Two obvious approaches include local organizing and public finance reform. "You win or lose in the districts, not in Washington," said freshman Rep. Donald Pease (D-Ohio). Consumer organizations will have to organize better at the neighborhood level, so that on future votes members will hear from interested, indigenous consumer groups and not merely from local Chamber voices. In addition, until some version of public funding of elections cuts the cord between business giving and member voting, citizen interests will forever compete at a disadvantage in the political marketplace.

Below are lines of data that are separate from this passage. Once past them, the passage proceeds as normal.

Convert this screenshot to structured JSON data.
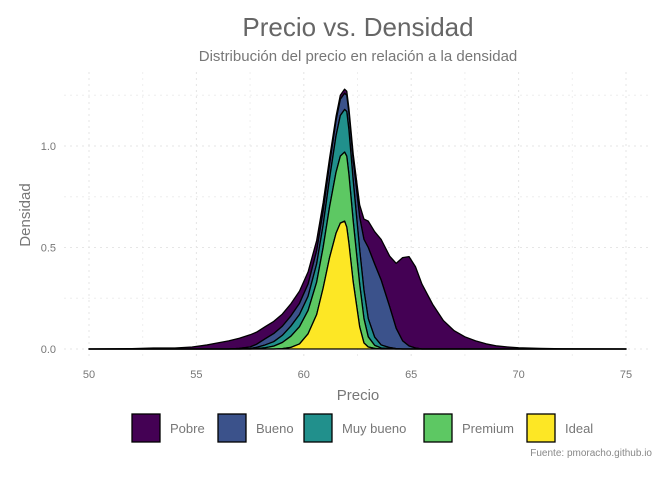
{
  "chart_data": {
    "type": "area",
    "stacked": true,
    "title": "Precio vs. Densidad",
    "subtitle": "Distribución del precio en relación a la densidad",
    "xlabel": "Precio",
    "ylabel": "Densidad",
    "caption": "Fuente: pmoracho.github.io",
    "xlim": [
      50,
      75
    ],
    "ylim": [
      0,
      1.3
    ],
    "x_ticks": [
      50,
      55,
      60,
      65,
      70,
      75
    ],
    "y_ticks": [
      0.0,
      0.5,
      1.0
    ],
    "x_tick_labels": [
      "50",
      "55",
      "60",
      "65",
      "70",
      "75"
    ],
    "y_tick_labels": [
      "0.0",
      "0.5",
      "1.0"
    ],
    "grid": true,
    "legend_position": "bottom",
    "x": [
      50,
      52,
      53,
      54,
      54.8,
      55.5,
      56,
      56.5,
      57,
      57.5,
      57.8,
      58.2,
      58.6,
      59,
      59.4,
      59.8,
      60.2,
      60.6,
      60.9,
      61.2,
      61.5,
      61.7,
      61.9,
      62,
      62.1,
      62.3,
      62.6,
      62.8,
      63,
      63.3,
      63.6,
      64,
      64.3,
      64.6,
      64.9,
      65.2,
      65.5,
      66,
      66.5,
      67,
      67.5,
      68,
      68.5,
      69,
      69.5,
      70,
      71,
      72,
      75
    ],
    "series": [
      {
        "name": "Ideal",
        "color": "#FDE725",
        "values": [
          0,
          0,
          0,
          0,
          0,
          0,
          0,
          0,
          0,
          0,
          0,
          0,
          0,
          0.002,
          0.008,
          0.025,
          0.075,
          0.17,
          0.3,
          0.45,
          0.57,
          0.62,
          0.63,
          0.6,
          0.52,
          0.33,
          0.11,
          0.03,
          0.01,
          0.003,
          0,
          0,
          0,
          0,
          0,
          0,
          0,
          0,
          0,
          0,
          0,
          0,
          0,
          0,
          0,
          0,
          0,
          0,
          0
        ]
      },
      {
        "name": "Premium",
        "color": "#5DC863",
        "values": [
          0,
          0,
          0,
          0,
          0,
          0,
          0,
          0,
          0,
          0,
          0.002,
          0.006,
          0.014,
          0.03,
          0.055,
          0.085,
          0.115,
          0.16,
          0.2,
          0.25,
          0.3,
          0.33,
          0.34,
          0.35,
          0.34,
          0.3,
          0.21,
          0.12,
          0.05,
          0.015,
          0.005,
          0.002,
          0,
          0,
          0,
          0,
          0,
          0,
          0,
          0,
          0,
          0,
          0,
          0,
          0,
          0,
          0,
          0,
          0
        ]
      },
      {
        "name": "Muy bueno",
        "color": "#21908C",
        "values": [
          0,
          0,
          0,
          0,
          0,
          0,
          0,
          0,
          0,
          0.002,
          0.006,
          0.014,
          0.022,
          0.035,
          0.05,
          0.06,
          0.07,
          0.09,
          0.11,
          0.14,
          0.18,
          0.2,
          0.21,
          0.22,
          0.22,
          0.2,
          0.17,
          0.14,
          0.09,
          0.04,
          0.015,
          0.005,
          0.002,
          0,
          0,
          0,
          0,
          0,
          0,
          0,
          0,
          0,
          0,
          0,
          0,
          0,
          0,
          0,
          0
        ]
      },
      {
        "name": "Bueno",
        "color": "#3B528B",
        "values": [
          0,
          0,
          0,
          0,
          0,
          0,
          0,
          0,
          0.003,
          0.008,
          0.015,
          0.03,
          0.04,
          0.045,
          0.05,
          0.055,
          0.06,
          0.065,
          0.07,
          0.07,
          0.075,
          0.08,
          0.08,
          0.08,
          0.085,
          0.1,
          0.16,
          0.25,
          0.35,
          0.36,
          0.32,
          0.2,
          0.1,
          0.04,
          0.015,
          0.005,
          0,
          0,
          0,
          0,
          0,
          0,
          0,
          0,
          0,
          0,
          0,
          0,
          0
        ]
      },
      {
        "name": "Pobre",
        "color": "#440154",
        "values": [
          0,
          0.002,
          0.005,
          0.005,
          0.01,
          0.02,
          0.03,
          0.04,
          0.05,
          0.06,
          0.06,
          0.06,
          0.06,
          0.06,
          0.06,
          0.06,
          0.06,
          0.05,
          0.04,
          0.03,
          0.02,
          0.02,
          0.02,
          0.02,
          0.02,
          0.03,
          0.06,
          0.1,
          0.13,
          0.16,
          0.2,
          0.25,
          0.32,
          0.41,
          0.44,
          0.4,
          0.32,
          0.22,
          0.14,
          0.09,
          0.06,
          0.04,
          0.025,
          0.015,
          0.01,
          0.006,
          0.003,
          0.001,
          0
        ]
      }
    ],
    "legend_order": [
      "Pobre",
      "Bueno",
      "Muy bueno",
      "Premium",
      "Ideal"
    ]
  }
}
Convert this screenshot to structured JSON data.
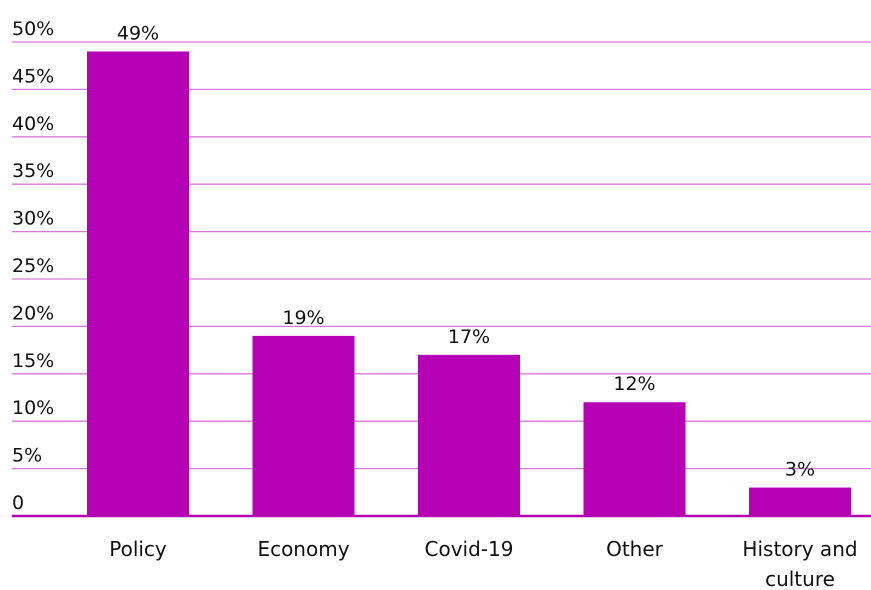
{
  "chart_data": {
    "type": "bar",
    "categories": [
      "Policy",
      "Economy",
      "Covid-19",
      "Other",
      "History and culture"
    ],
    "category_lines": [
      [
        "Policy"
      ],
      [
        "Economy"
      ],
      [
        "Covid-19"
      ],
      [
        "Other"
      ],
      [
        "History and",
        "culture"
      ]
    ],
    "values": [
      49,
      19,
      17,
      12,
      3
    ],
    "data_labels": [
      "49%",
      "19%",
      "17%",
      "12%",
      "3%"
    ],
    "yticks": [
      0,
      5,
      10,
      15,
      20,
      25,
      30,
      35,
      40,
      45,
      50
    ],
    "ytick_labels": [
      "0",
      "5%",
      "10%",
      "15%",
      "20%",
      "25%",
      "30%",
      "35%",
      "40%",
      "45%",
      "50%"
    ],
    "ylim": [
      0,
      50
    ],
    "grid": true,
    "colors": {
      "bar": "#b500b5",
      "grid": "#d77ad7",
      "axis": "#b500b5"
    }
  }
}
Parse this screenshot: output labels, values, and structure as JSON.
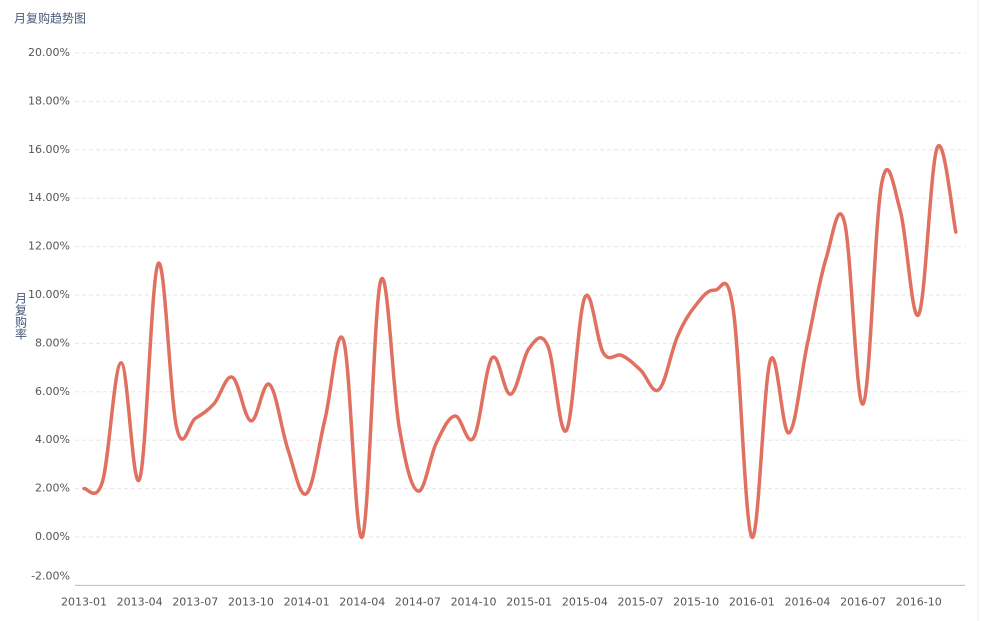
{
  "chart_data": {
    "type": "line",
    "title": "月复购趋势图",
    "y_label": "月复购率",
    "categories": [
      "2013-01",
      null,
      null,
      "2013-04",
      null,
      null,
      "2013-07",
      null,
      null,
      "2013-10",
      null,
      null,
      "2014-01",
      null,
      null,
      "2014-04",
      null,
      null,
      "2014-07",
      null,
      null,
      "2014-10",
      null,
      null,
      "2015-01",
      null,
      null,
      "2015-04",
      null,
      null,
      "2015-07",
      null,
      null,
      "2015-10",
      null,
      null,
      "2016-01",
      null,
      null,
      "2016-04",
      null,
      null,
      "2016-07",
      null,
      null,
      "2016-10",
      null,
      null
    ],
    "series": [
      {
        "color": "#e07060",
        "values": [
          2.0,
          2.3,
          7.2,
          2.4,
          11.3,
          4.5,
          4.9,
          5.5,
          6.6,
          4.8,
          6.3,
          3.6,
          1.8,
          4.9,
          8.1,
          0.0,
          10.6,
          4.5,
          1.9,
          3.9,
          5.0,
          4.1,
          7.4,
          5.9,
          7.8,
          7.9,
          4.4,
          9.9,
          7.6,
          7.5,
          6.9,
          6.1,
          8.3,
          9.6,
          10.2,
          9.4,
          0.0,
          7.3,
          4.3,
          8.0,
          11.5,
          13.0,
          5.5,
          14.6,
          13.5,
          9.2,
          16.1,
          12.6
        ]
      }
    ],
    "ylim": [
      -2,
      20
    ],
    "yticks": [
      {
        "value": -2,
        "label": "-2.00%"
      },
      {
        "value": 0,
        "label": "0.00%"
      },
      {
        "value": 2,
        "label": "2.00%"
      },
      {
        "value": 4,
        "label": "4.00%"
      },
      {
        "value": 6,
        "label": "6.00%"
      },
      {
        "value": 8,
        "label": "8.00%"
      },
      {
        "value": 10,
        "label": "10.00%"
      },
      {
        "value": 12,
        "label": "12.00%"
      },
      {
        "value": 14,
        "label": "14.00%"
      },
      {
        "value": 16,
        "label": "16.00%"
      },
      {
        "value": 18,
        "label": "18.00%"
      },
      {
        "value": 20,
        "label": "20.00%"
      }
    ],
    "grid": true
  }
}
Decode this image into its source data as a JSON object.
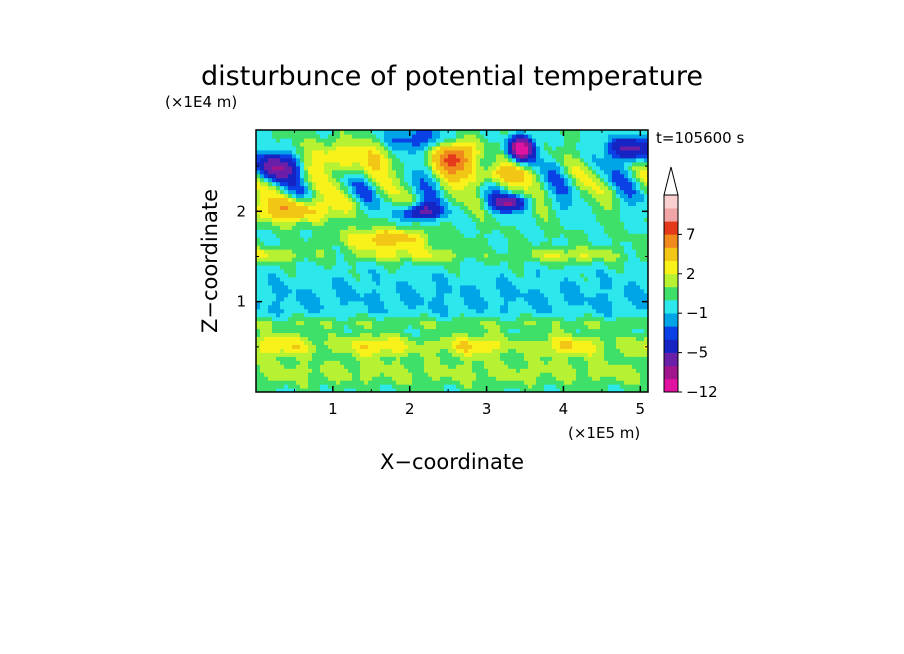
{
  "chart_data": {
    "type": "heatmap",
    "title": "disturbunce of potential temperature",
    "xlabel": "X−coordinate",
    "ylabel": "Z−coordinate",
    "x_unit": "(×1E5 m)",
    "y_unit": "(×1E4 m)",
    "time_label": "t=105600 s",
    "xlim": [
      0,
      5.1
    ],
    "ylim": [
      0,
      2.9
    ],
    "xticks": [
      {
        "value": 1,
        "label": "1"
      },
      {
        "value": 2,
        "label": "2"
      },
      {
        "value": 3,
        "label": "3"
      },
      {
        "value": 4,
        "label": "4"
      },
      {
        "value": 5,
        "label": "5"
      }
    ],
    "yticks": [
      {
        "value": 1,
        "label": "1"
      },
      {
        "value": 2,
        "label": "2"
      }
    ],
    "colorbar": {
      "levels": [
        -12,
        -9,
        -7,
        -5,
        -3,
        -2,
        -1,
        0,
        1,
        2,
        3,
        5,
        7,
        9,
        11
      ],
      "colors": [
        "#e0129f",
        "#a0148c",
        "#6a1fa8",
        "#1524c2",
        "#0a41e6",
        "#00a5e8",
        "#2ce7ec",
        "#3fe06a",
        "#b6f232",
        "#f8f21a",
        "#f2c614",
        "#f08a1d",
        "#e5391b",
        "#f2a5a6",
        "#f9cfcf"
      ],
      "labels": [
        {
          "value": -12,
          "label": "−12"
        },
        {
          "value": -5,
          "label": "−5"
        },
        {
          "value": -1,
          "label": "−1"
        },
        {
          "value": 2,
          "label": "2"
        },
        {
          "value": 7,
          "label": "7"
        }
      ]
    },
    "field_features": [
      {
        "x": 2.6,
        "z": 2.6,
        "value": 8
      },
      {
        "x": 3.45,
        "z": 2.7,
        "value": -9
      },
      {
        "x": 0.3,
        "z": 2.5,
        "value": -4
      },
      {
        "x": 2.15,
        "z": 2.0,
        "value": -4
      },
      {
        "x": 3.3,
        "z": 2.1,
        "value": -4
      },
      {
        "x": 4.9,
        "z": 2.7,
        "value": -4
      },
      {
        "x": 2.5,
        "z": 1.35,
        "value": -1
      },
      {
        "x": 0.5,
        "z": 2.0,
        "value": 4
      },
      {
        "x": 1.7,
        "z": 1.65,
        "value": 3
      }
    ]
  }
}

If the defeat of H.R. 9718 leads to these two results, it may yet prove an inadvertent blessing.

This case study also demonstrates why our elected officials should have the courage and skill to try to educate their districts about the costs and benefits of government programs, rather than merely surrender to purchased prejudice.

It should not prove impossible to argue that government can work to improve people's lives -- that the civil rights acts give blacks legal equality and the South hundreds of black officials; that the Auto Safety Act saves an estimated 12,000 lives a year, that the Food and Drug Administration prevented the sale of thalidomide; that public financing for the past presidential election succeeded in keeping much tainted money away from our highest office.

Finally, as for the big business groups, this bill may prove that nothing fails like success. In a survey conducted for the House Ethics Committee, 11 organizations were rated according to the public's perception of their ethics. "Consumer action groups" rated first and "large companies" 10th.

It is now time for business to do more than veto change. What is their consumer program?Without one they will continue to deserve the obloquy they earn. "Those who want it all," said Jack Brooks, chairman of the House committee that reported out the consumer bill, "will lose it all."